А я оставался сидеть на той же скамье в коридоре, неподвижный, раздавленный, оглушенный. Позже, много позже она вышла из дверей, и я спросил ее:
— Жанна, это правда?
— Нет, — ответила она, улыбнувшись. — Нет еще…
Это было ее вымыслом, уловкой, чтобы смягчить отчаяние короля, чтобы преобразить его уныние и радость.
Ошибки Ги де Лузиньяна множились с каждым днем. Своим неразумением и капризами он вызвал единодушное осуждение баронов, разжег ненависть к себе доселе равнодушных, разочаровал даже своих былых сторонников. Он сошелся опасной дружбой с магистром Храма, о котором шла молва хуже некуда, и предпочел его своим прежним товарищам — сенешалю де Куртенэ и князю Трансиорданскому.

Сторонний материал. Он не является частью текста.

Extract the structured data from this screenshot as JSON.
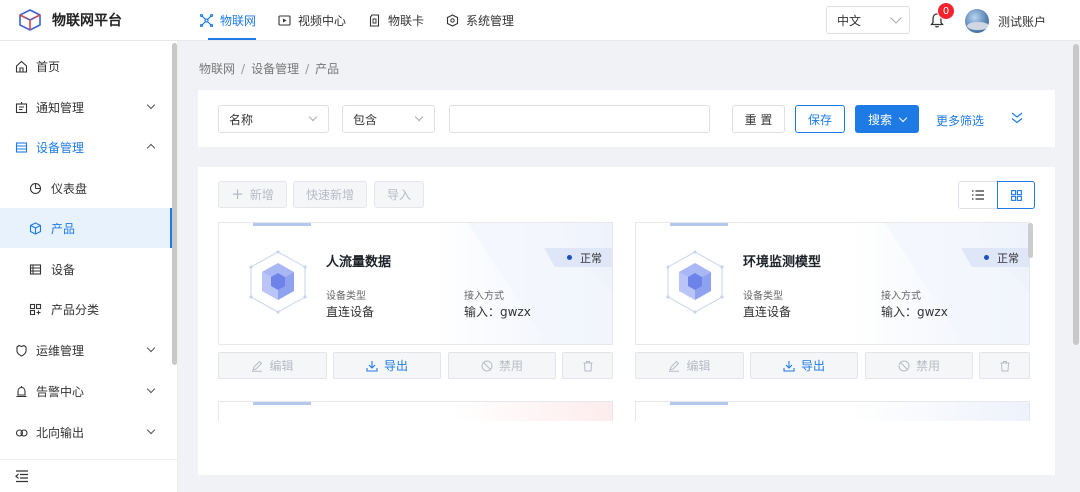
{
  "app": {
    "title": "物联网平台"
  },
  "topnav": [
    {
      "label": "物联网",
      "icon": "iot-grid-icon",
      "active": true
    },
    {
      "label": "视频中心",
      "icon": "video-icon",
      "active": false
    },
    {
      "label": "物联卡",
      "icon": "sim-card-icon",
      "active": false
    },
    {
      "label": "系统管理",
      "icon": "settings-cube-icon",
      "active": false
    }
  ],
  "header": {
    "language": "中文",
    "notification_count": "0",
    "user_name": "测试账户"
  },
  "sidebar": {
    "items": [
      {
        "label": "首页",
        "icon": "home-icon"
      },
      {
        "label": "通知管理",
        "icon": "notice-icon"
      },
      {
        "label": "设备管理",
        "icon": "device-manage-icon"
      },
      {
        "label": "仪表盘",
        "icon": "dashboard-icon"
      },
      {
        "label": "产品",
        "icon": "product-cube-icon"
      },
      {
        "label": "设备",
        "icon": "device-icon"
      },
      {
        "label": "产品分类",
        "icon": "category-icon"
      },
      {
        "label": "运维管理",
        "icon": "ops-icon"
      },
      {
        "label": "告警中心",
        "icon": "alarm-icon"
      },
      {
        "label": "北向输出",
        "icon": "output-icon"
      }
    ]
  },
  "breadcrumb": [
    "物联网",
    "设备管理",
    "产品"
  ],
  "filter": {
    "field": "名称",
    "operator": "包含",
    "value": "",
    "reset_label": "重 置",
    "save_label": "保存",
    "search_label": "搜索",
    "more_label": "更多筛选"
  },
  "toolbar": {
    "add_label": "新增",
    "quick_add_label": "快速新增",
    "import_label": "导入"
  },
  "cards": [
    {
      "title": "人流量数据",
      "status": "正常",
      "type_label": "设备类型",
      "type_value": "直连设备",
      "access_label": "接入方式",
      "access_value": "输入：gwzx",
      "edit_label": "编辑",
      "export_label": "导出",
      "disable_label": "禁用"
    },
    {
      "title": "环境监测模型",
      "status": "正常",
      "type_label": "设备类型",
      "type_value": "直连设备",
      "access_label": "接入方式",
      "access_value": "输入：gwzx",
      "edit_label": "编辑",
      "export_label": "导出",
      "disable_label": "禁用"
    }
  ],
  "colors": {
    "primary": "#1e7be6",
    "badge": "#f5222d",
    "status_dot": "#1e4fc0",
    "tag_bg": "#dfe6f7"
  }
}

А Рено де Молеону оставалось лишь издали, осторожно наблюдать за этими приливами и отливами, подобно тому, как это делал его господин и советчик Жослен, имевший лазейки в оба лагеря. Лузиньян же, облеченный должностью байли, уже мнил себя королем. Пропитанный насквозь чванством и самодовольством, он был наделен столь скудным разумом, что даже и не задумывался о надвигавшейся опасности. Вместо того чтобы предвидеть и предупредить сарацинское нашествие, он предпочитал устраивать празднества, раздавать милости, посвящать любовные стишки своей жене Сибилле и принимать почести от баронов.